The western barbastelle is a priority species under the European Union Habitat Directive, and its protection through Natura 2000 sites underscores its conservation importance. Our findings indicate that as the range of the species shifts northwards due to climate change, conservation strategies must adapt to ensure the long-term survival of B. barbastellus. The predicted decrease in habitat suitability in a network of areas designed to protect this species further highlights this issue. In particular, regions projected to become suitable in northern Europe should be prioritised for future conservation efforts, especially those currently lacking in B. barbastellus populations. Furthermore, the maintenance of key landscape elements for this species, such as dead trees (also after bark beetle infestation59), mid-field tree stands58, rock with crevices on badlands with few trees98 or willow sites46 and early flowering trees and shrubs are especially important in areas where habitat fragmentation due to climate change could reduce the availability of essential roosting and foraging habitats.
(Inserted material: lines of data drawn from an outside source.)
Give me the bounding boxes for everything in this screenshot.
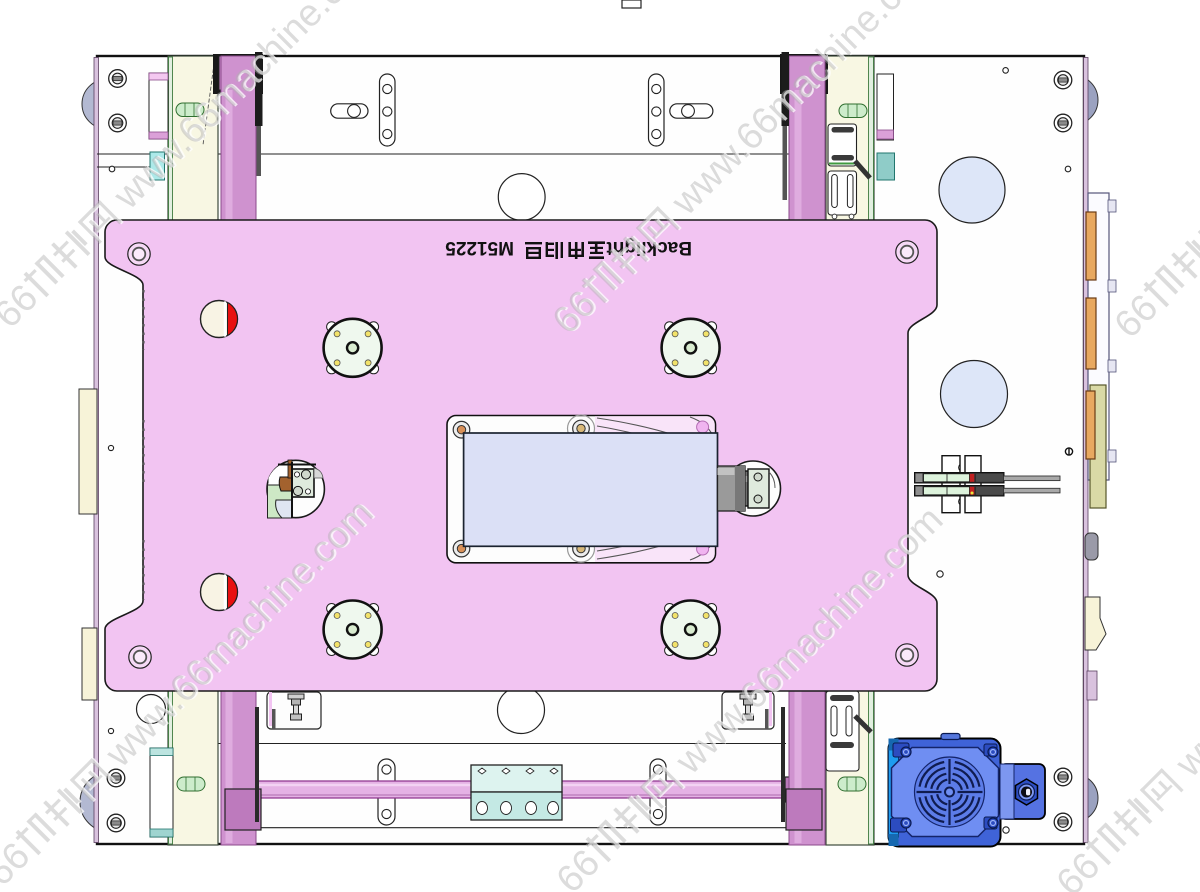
svg-text:M51225: M51225 xyxy=(445,237,514,258)
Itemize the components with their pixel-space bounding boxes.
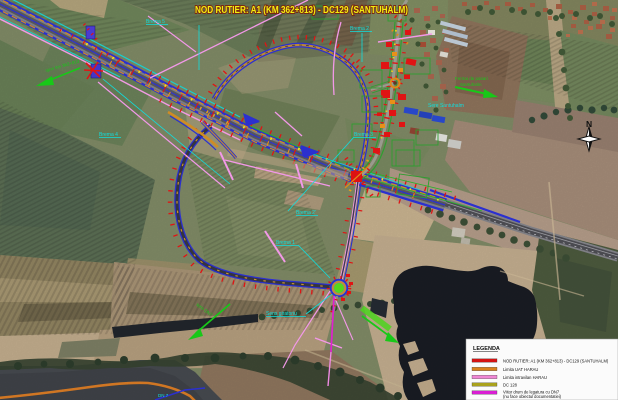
svg-text:Sere Santuhalm: Sere Santuhalm bbox=[428, 103, 464, 109]
svg-text:DC 128: DC 128 bbox=[503, 383, 518, 388]
svg-text:Ferma de pasari: Ferma de pasari bbox=[455, 76, 488, 81]
svg-text:N: N bbox=[586, 119, 592, 129]
svg-text:LEGENDA: LEGENDA bbox=[473, 346, 500, 352]
svg-text:Limita UAT HARAU: Limita UAT HARAU bbox=[503, 367, 538, 372]
svg-text:(nu face obiectul documentatie: (nu face obiectul documentatiei) bbox=[503, 394, 562, 399]
svg-text:Limita intravilan HARAU: Limita intravilan HARAU bbox=[503, 375, 547, 380]
svg-text:Santuhalm: Santuhalm bbox=[460, 82, 482, 87]
svg-text:NOD RUTIER: A1 (KM 362+813) -: NOD RUTIER: A1 (KM 362+813) - DC129 (SAN… bbox=[195, 4, 408, 16]
svg-text:NOD RUTIER: A1 (KM 362+813) -: NOD RUTIER: A1 (KM 362+813) - DC129 (SAN… bbox=[503, 359, 609, 364]
svg-text:DN 7: DN 7 bbox=[158, 393, 169, 398]
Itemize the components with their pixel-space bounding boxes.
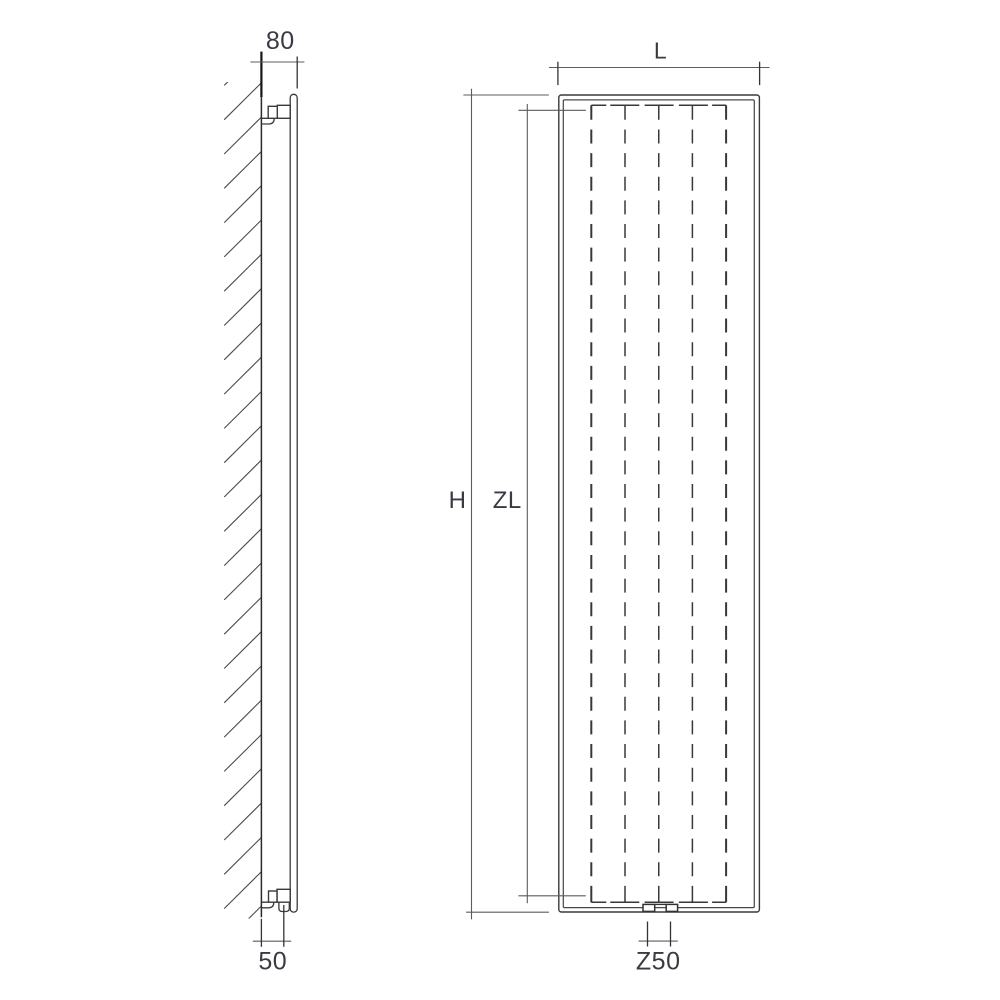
svg-text:80: 80 (266, 27, 295, 55)
svg-text:ZL: ZL (493, 487, 522, 514)
svg-text:H: H (449, 487, 467, 514)
svg-text:L: L (654, 38, 667, 64)
svg-text:50: 50 (258, 947, 287, 975)
svg-text:Z50: Z50 (636, 948, 681, 976)
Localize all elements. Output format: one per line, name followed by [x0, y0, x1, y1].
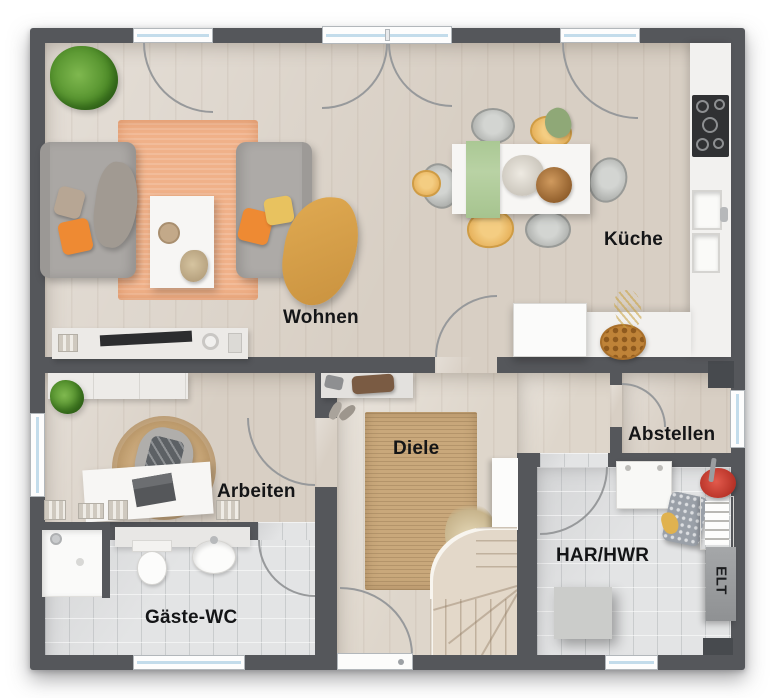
label-diele: Diele [393, 438, 439, 460]
wall [315, 487, 337, 655]
label-arbeiten: Arbeiten [217, 481, 296, 503]
burner [714, 99, 725, 110]
toilet [137, 551, 167, 585]
burner [696, 138, 709, 151]
stair-landing [492, 458, 518, 530]
burner [713, 138, 724, 149]
copper-bowl [536, 167, 572, 203]
window-kitchen [560, 28, 640, 43]
bag [351, 374, 394, 395]
label-har-hwr: HAR/HWR [556, 545, 649, 567]
label-elt: ELT [713, 551, 730, 611]
wash-basin [192, 540, 236, 574]
burner [702, 117, 718, 133]
wall [610, 373, 622, 385]
washing-machine [616, 461, 672, 509]
wall [497, 357, 731, 373]
books [216, 500, 240, 520]
wall [517, 453, 537, 655]
window-storage [730, 390, 745, 448]
chimney-block [703, 638, 733, 655]
doorway-living-diele [435, 357, 497, 373]
cooktop [692, 95, 729, 157]
dining-chair [412, 170, 441, 197]
pillow [57, 217, 94, 256]
doorway-har [540, 453, 608, 467]
dining-chair [471, 108, 515, 144]
burner [696, 100, 709, 113]
table-runner [466, 141, 500, 218]
speaker [202, 333, 219, 350]
patio-double-door [322, 26, 452, 44]
door-handle [398, 659, 404, 665]
window-wc [133, 655, 245, 670]
floor-plan-canvas: Wohnen Küche Arbeiten Diele Abstellen HA… [0, 0, 775, 698]
shower-head [50, 533, 62, 545]
machine-knob [657, 465, 663, 471]
label-abstellen: Abstellen [628, 424, 715, 446]
shower-drain [76, 558, 84, 566]
utility-shelf [700, 496, 734, 550]
potted-plant [50, 46, 118, 110]
doorway-arbeiten [315, 418, 337, 487]
doorway-abstellen [610, 385, 622, 427]
faucet [720, 207, 728, 222]
dryer [554, 587, 612, 639]
chimney-block [708, 361, 734, 388]
label-wohnen: Wohnen [283, 307, 359, 329]
floor-corridor [517, 373, 610, 453]
books [78, 503, 104, 519]
window-living [133, 28, 213, 43]
staircase [430, 527, 517, 655]
kitchen-sink [692, 190, 722, 230]
label-kueche: Küche [604, 229, 663, 251]
wall [45, 357, 435, 373]
wall [610, 427, 622, 453]
dining-chair [525, 211, 571, 248]
books [44, 500, 66, 520]
books [108, 500, 128, 520]
window-office [30, 413, 45, 497]
door-mullion [385, 29, 390, 41]
books [58, 334, 78, 352]
fruit-bowl [600, 324, 646, 360]
shower-wall [102, 522, 110, 598]
stair-treads-lower [430, 599, 517, 655]
tray [158, 222, 180, 244]
fridge [513, 303, 587, 357]
bucket [700, 468, 736, 498]
small-plant [50, 380, 84, 414]
shower-wall [40, 522, 110, 530]
entrance-door [337, 653, 413, 670]
machine-knob [625, 465, 631, 471]
kitchen-sink [692, 233, 720, 273]
window-utility [605, 655, 658, 670]
pillow [263, 195, 295, 226]
doorway-wc [258, 522, 315, 540]
stair-treads-upper [476, 527, 517, 579]
label-gaeste-wc: Gäste-WC [145, 607, 237, 629]
sideboard-box [228, 333, 242, 353]
basin-faucet [210, 536, 218, 544]
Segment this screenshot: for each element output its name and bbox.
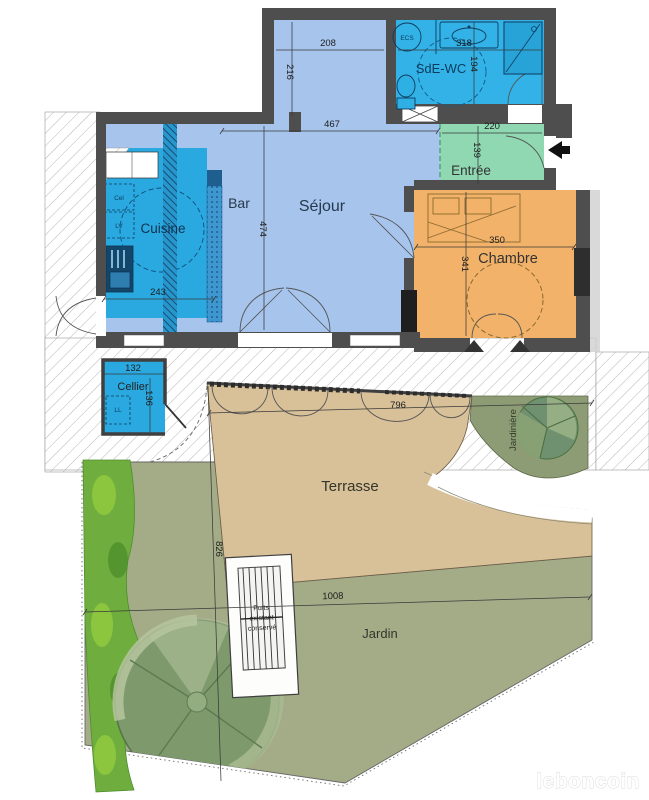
dim-139: 139 (471, 142, 482, 158)
dim-243: 243 (150, 287, 166, 298)
label-chambre: Chambre (478, 251, 538, 267)
appliance-lv-label: LV (115, 223, 123, 230)
dim-318: 318 (456, 38, 472, 49)
appliance-cel-label: Cel (114, 195, 124, 202)
label-bar: Bar (228, 195, 250, 211)
label-sde-wc: SdE-WC (416, 61, 467, 76)
jardiniere-tree-icon (515, 397, 578, 459)
leboncoin-watermark: leboncoin (536, 770, 640, 793)
label-terrasse: Terrasse (321, 478, 379, 495)
dim-1008: 1008 (322, 591, 343, 603)
well-label-line3: conservé (248, 624, 277, 632)
dim-467: 467 (324, 119, 340, 130)
toilet-icon (397, 75, 415, 109)
appliance-ll-label: LL (114, 407, 122, 414)
dim-341: 341 (459, 256, 470, 272)
duct-strip-hatch (163, 124, 177, 348)
dim-220: 220 (484, 121, 500, 132)
well-label-line2: existant (249, 614, 274, 622)
floor-plan-svg: Puits existant conservé Cel LV (0, 0, 649, 800)
right-ledge (590, 190, 600, 352)
dim-796: 796 (390, 400, 406, 411)
ecs-label: ECS (400, 35, 414, 42)
label-entree: Entrée (451, 163, 491, 178)
label-cuisine: Cuisine (140, 221, 185, 236)
dim-194: 194 (468, 56, 479, 72)
well-label-line1: Puits (253, 605, 269, 613)
dim-216: 216 (284, 64, 295, 80)
label-jardiniere: Jardinière (508, 409, 519, 451)
shower-icon (504, 22, 542, 74)
dim-208: 208 (320, 38, 336, 49)
dim-350: 350 (489, 235, 505, 246)
bush-blob (92, 475, 116, 515)
stove-icon (106, 246, 133, 292)
well: Puits existant conservé (225, 554, 298, 697)
dim-132: 132 (125, 363, 141, 374)
label-jardin: Jardin (362, 626, 397, 641)
dim-474: 474 (257, 221, 268, 237)
floor-plan-image: Puits existant conservé Cel LV (0, 0, 649, 800)
label-sejour: Séjour (299, 198, 346, 215)
dim-826: 826 (213, 541, 224, 557)
label-cellier: Cellier (117, 381, 149, 393)
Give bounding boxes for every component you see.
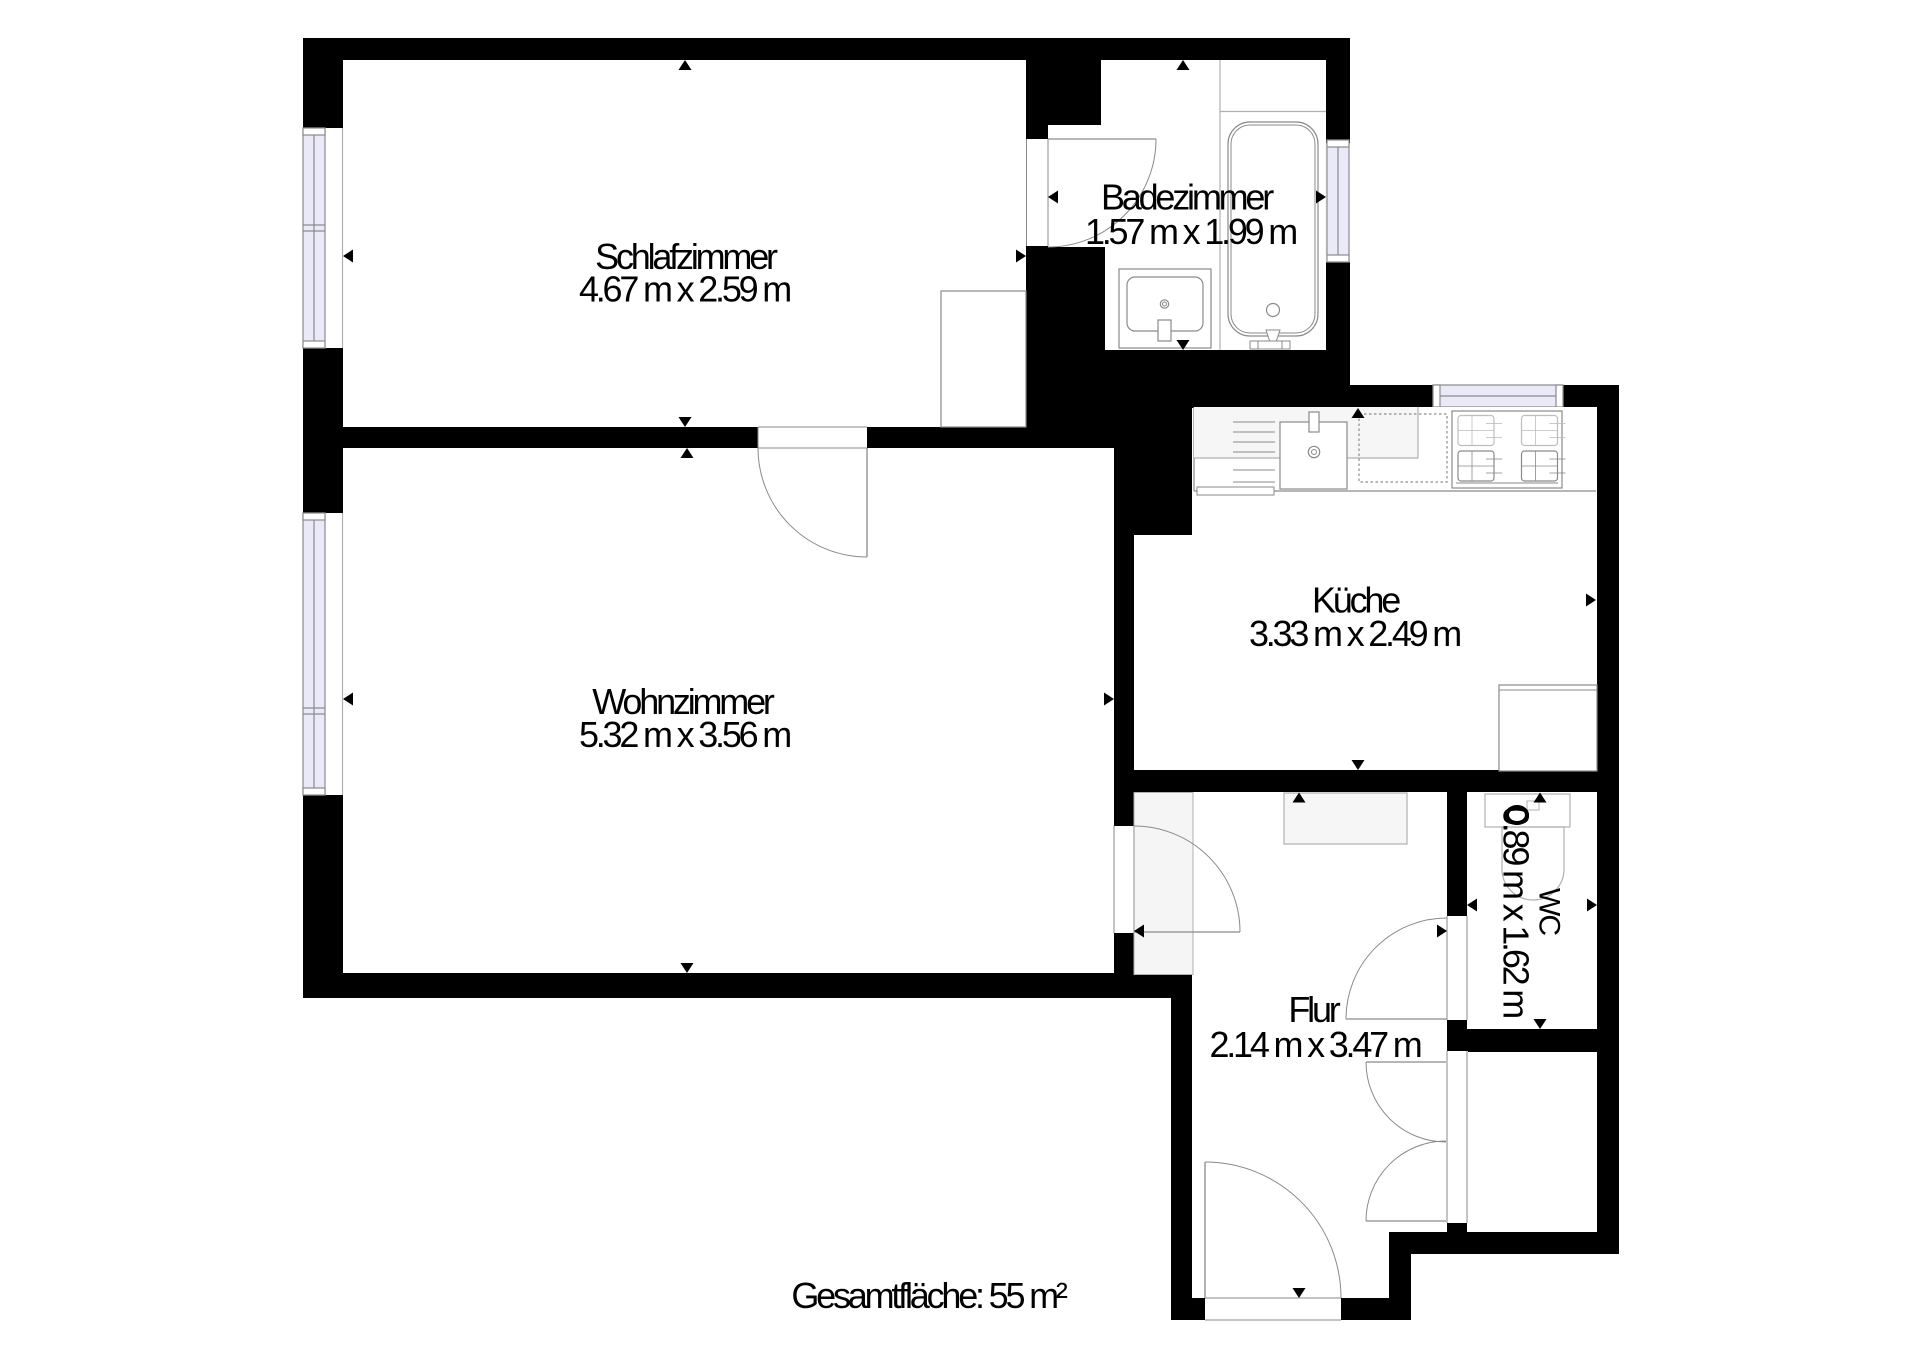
svg-text:2.14 m x 3.47 m: 2.14 m x 3.47 m: [1209, 1024, 1420, 1065]
svg-text:Gesamtfläche: 55 m²: Gesamtfläche: 55 m²: [791, 1275, 1068, 1316]
svg-text:4.67 m x 2.59 m: 4.67 m x 2.59 m: [579, 269, 790, 310]
svg-text:1.57 m x 1.99 m: 1.57 m x 1.99 m: [1085, 211, 1296, 252]
svg-text:0.89 m x 1.62 m: 0.89 m x 1.62 m: [1496, 806, 1537, 1017]
svg-text:3.33 m x 2.49 m: 3.33 m x 2.49 m: [1249, 613, 1460, 654]
svg-text:5.32 m x 3.56 m: 5.32 m x 3.56 m: [579, 714, 790, 755]
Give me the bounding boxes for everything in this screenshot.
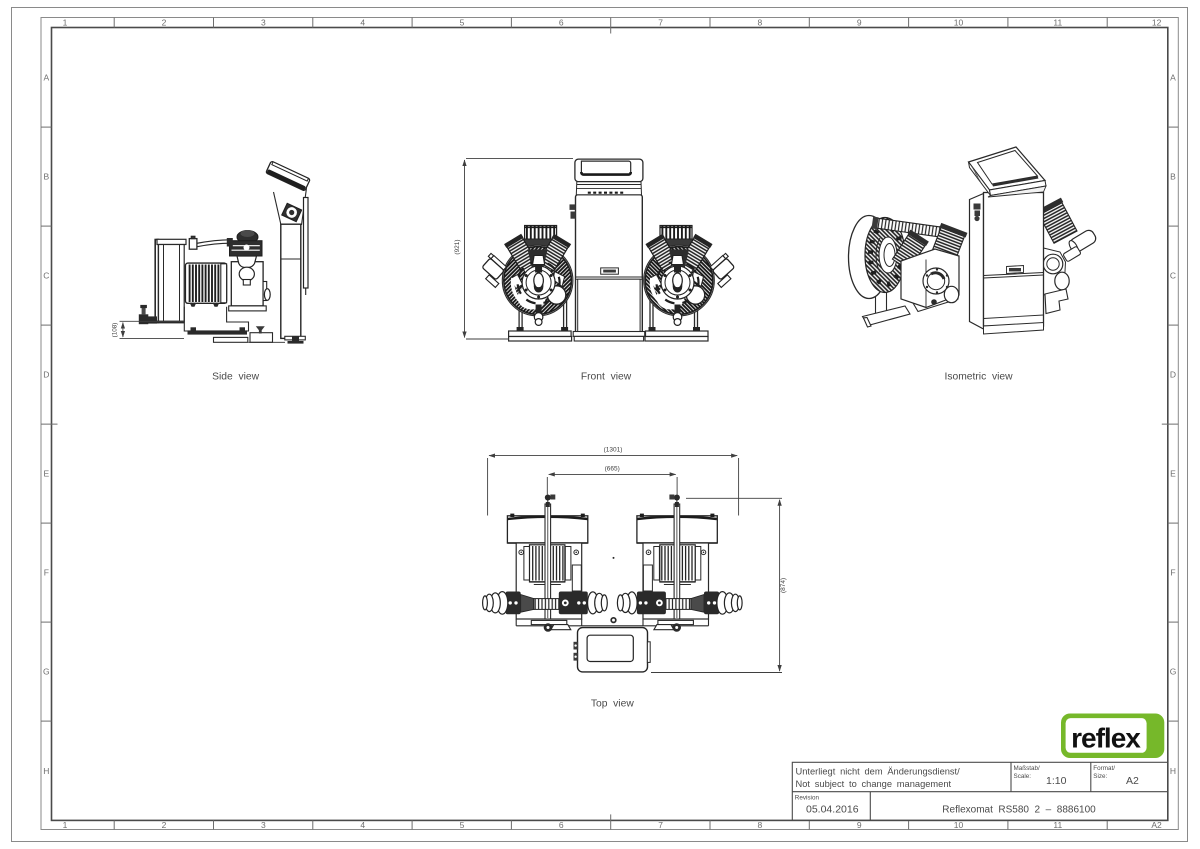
svg-text:A2: A2 [1126,775,1139,787]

Despite the robustness of the models used in this study, several limitations should be acknowledged. First, the models assume that the climatic niche of B. barbastellus will remain constant over time. This assumption neglects the potential for acclimatisation or adaptation to changing environmental conditions that may affect the future distribution of the species. Furthermore, although we were able to predict range changes based on climatic factors, the potential impact of changes in land use remains uncertain. Habitat fragmentation, driven by deforestation and other human activities such as agriculture and urbanization, along with the resulting loss of connectivity, further reduces the availability of suitable habitats for B. barbastellus. Moreover, the influence of new biotic interactions on the future distribution cannot be fully predicted. Further climate change with warmer winters and the choice of warmer shelters by part of the population may be determined to be more exposed to pathogens whose development has so far been limited by low temperatures in the hibernaculum, such as white nose syndrome (WNS). For example, in ‘Nietoperek’, the average temperature in the main corridor in the 1980s was around 8 °C99, but at present it has risen to 10 °C11. Low temperatures (under 5 °C) and high temperatures (above 19.0 °C) have been observed to limit the growth of the fungus Pseudogymnoascus destructans ((Blehert & Gargas) Minnis & D.L. Lindner, 2013) causing WNS100,101,102. It reaches the highest growth rate at 12.5–15.8 °C on media plates100; however, studies on bats in the wild101 and in the laboratory102 indicate a growth peak already at a temperature of 5–6 °C. Barbastelles can be exposed to completely new pathogens for this species, the spread of which will be contributed by thermophilic bat species expanding their range92,95,97,103. Additionally, western barbastelle could face competition for shelter access from an increasing number of representatives of opportunistic species in the future. A similar situation is currently observed in the daily barbastelle roosts occupied by Pipistrellus pygmaeus (Leach, 1825) in Wolin National Park104. Finally, our model does not account for molecular variation between populations, which may have an effect on their adaptability105.